The immensely popular author brought literary depth and a feministy sensibility to science fiction and fantasy, with books like “The left-Hand of Darness” and the Earthsea series

Award-winning US science fiction and fantasy author Ursula K Le Guin has died aged 88, her family has said.

The immensely popular author brought literary depth and a feministy sensibility to science fiction and fantasy, with books like “The left-Hand of Darness” and the Earthsea series.

She passed away on Monday at her home in Portland, Oregon, after a period of ill health.

She wrote more than 20 novels and over 100 short stories that sold millions of copies around the world.

Her verified Twitter account posted a statement on Tuesday evening saying: "The family of Ursula K Le Guin is deeply saddened to announce her peaceful death yesterday afternoon."

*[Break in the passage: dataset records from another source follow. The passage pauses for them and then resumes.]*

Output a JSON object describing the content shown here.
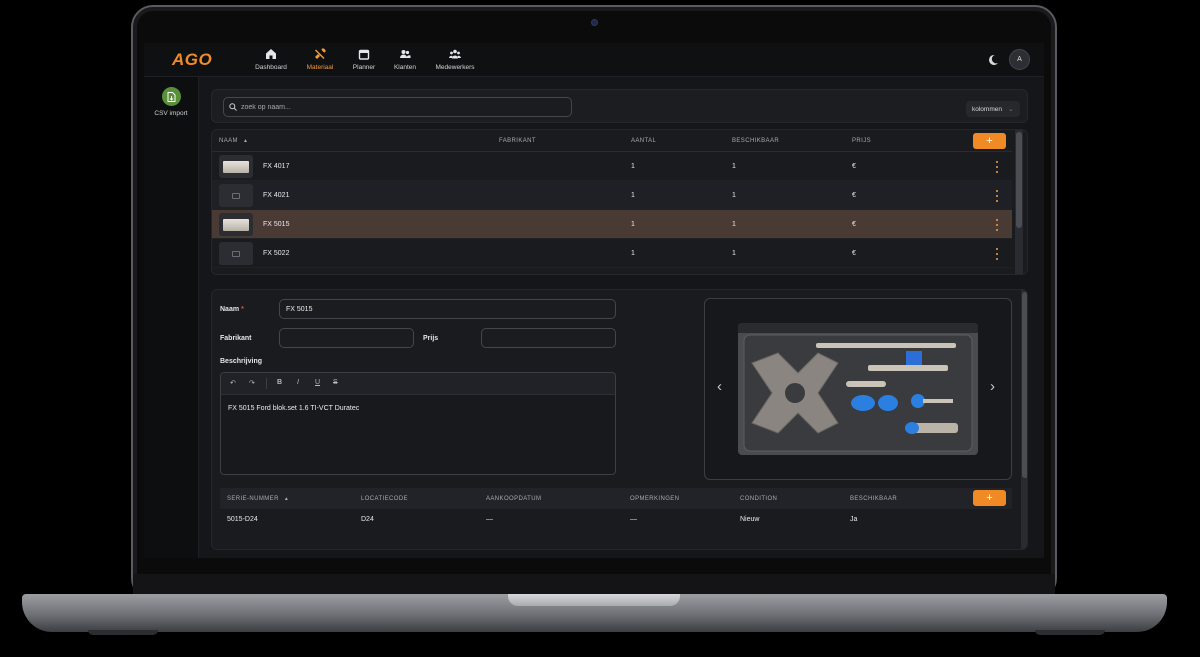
{
  "app": {
    "logo": "AGO",
    "accent": "#f08a24"
  },
  "nav": {
    "items": [
      {
        "label": "Dashboard",
        "icon": "home-icon"
      },
      {
        "label": "Materiaal",
        "icon": "tools-icon",
        "active": true
      },
      {
        "label": "Planner",
        "icon": "calendar-icon"
      },
      {
        "label": "Klanten",
        "icon": "users-icon"
      },
      {
        "label": "Medewerkers",
        "icon": "team-icon"
      }
    ],
    "theme_icon": "moon-icon",
    "avatar_initial": "A"
  },
  "sidebar": {
    "csv_import_label": "CSV import",
    "csv_icon": "file-import-icon"
  },
  "search": {
    "placeholder": "zoek op naam...",
    "value": "",
    "columns_label": "kolommen"
  },
  "items_table": {
    "columns": [
      "NAAM",
      "FABRIKANT",
      "AANTAL",
      "BESCHIKBAAR",
      "PRIJS"
    ],
    "sort_indicator": "▲",
    "add_label": "+",
    "rows": [
      {
        "name": "FX 4017",
        "fabrikant": "",
        "aantal": "1",
        "beschikbaar": "1",
        "prijs": "€",
        "thumb": "photo"
      },
      {
        "name": "FX 4021",
        "fabrikant": "",
        "aantal": "1",
        "beschikbaar": "1",
        "prijs": "€",
        "thumb": "placeholder"
      },
      {
        "name": "FX 5015",
        "fabrikant": "",
        "aantal": "1",
        "beschikbaar": "1",
        "prijs": "€",
        "thumb": "photo",
        "selected": true
      },
      {
        "name": "FX 5022",
        "fabrikant": "",
        "aantal": "1",
        "beschikbaar": "1",
        "prijs": "€",
        "thumb": "placeholder"
      }
    ]
  },
  "detail": {
    "naam_label": "Naam",
    "required_mark": "*",
    "naam_value": "FX 5015",
    "fabrikant_label": "Fabrikant",
    "fabrikant_value": "",
    "prijs_label": "Prijs",
    "prijs_value": "",
    "beschrijving_label": "Beschrijving",
    "editor": {
      "undo": "↶",
      "redo": "↷",
      "bold": "B",
      "italic": "I",
      "underline": "U",
      "strike": "S",
      "text": "FX 5015 Ford blok.set 1.6 TI-VCT Duratec"
    },
    "carousel": {
      "prev": "‹",
      "next": "›"
    }
  },
  "serial_table": {
    "columns": [
      "SERIE-NUMMER",
      "LOCATIECODE",
      "AANKOOPDATUM",
      "OPMERKINGEN",
      "CONDITION",
      "BESCHIKBAAR"
    ],
    "sort_indicator": "▲",
    "add_label": "+",
    "rows": [
      {
        "serie": "5015-D24",
        "locatie": "D24",
        "datum": "—",
        "opmerkingen": "—",
        "condition": "Nieuw",
        "beschikbaar": "Ja"
      }
    ]
  }
}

Her books have been translated into more than 40 languages and have sold millions of copies worldwide. Several, including “The Left Hand of Darkness” — set on a planet where the customary gender distinctions do not apply — have been in print for almost 50 years.

The critic Harold Bloom lauded Ms. Le Guin as “a superbly imaginative creator and major stylist” who “has raised fantasy into high literature for our time.”

I eliminated gender to find out what was left Ursula K Le Guin

"I tend to avoid fiction about dysfunctional urban middle-class people written in the present tense," she once said.

"This makes it hard to find a new novel, sometimes."

In addition to more than 20 novels, she was the author of a dozen books of poetry, more than 100 short stories (collected in multiple volumes), seven collections of essays, 13 books for children and five volumes of translation, including the Tao Te Ching of Lao Tzu and selected poems by the Chilean Nobel Prize winner Gabriela Mistral. She also wrote a guide for writers.

She was educated at Radcliffe College, Massachusetts, and New York's Columbia University, becoming a Fulbright Fellow in 1953.

She became an expert in anthropology and was influenced by anarchist and Taoist thinking.

In a career spanning more than half a century, she won a number of Nebula and Hugo science fiction and fantasy awards.

She also received the Newbery Medal, the top honour for US children's literature and the National Book Foundation Medal for Distinguished Contribution to American letters.

The US Library of Congress in 2000 designated her a Living Legend for her contribution to America's cultural heritage.

Reacting to news of her death, US horror author Stephen King paid tribute to Le Guin as "one of the greats".

"Not just a science fiction writer; a literary icon. Godspeed into the galaxy," he wrote on Twitter.

Le Giun is survived by her husband, historian Charles Le Guin, her son, and two daughters.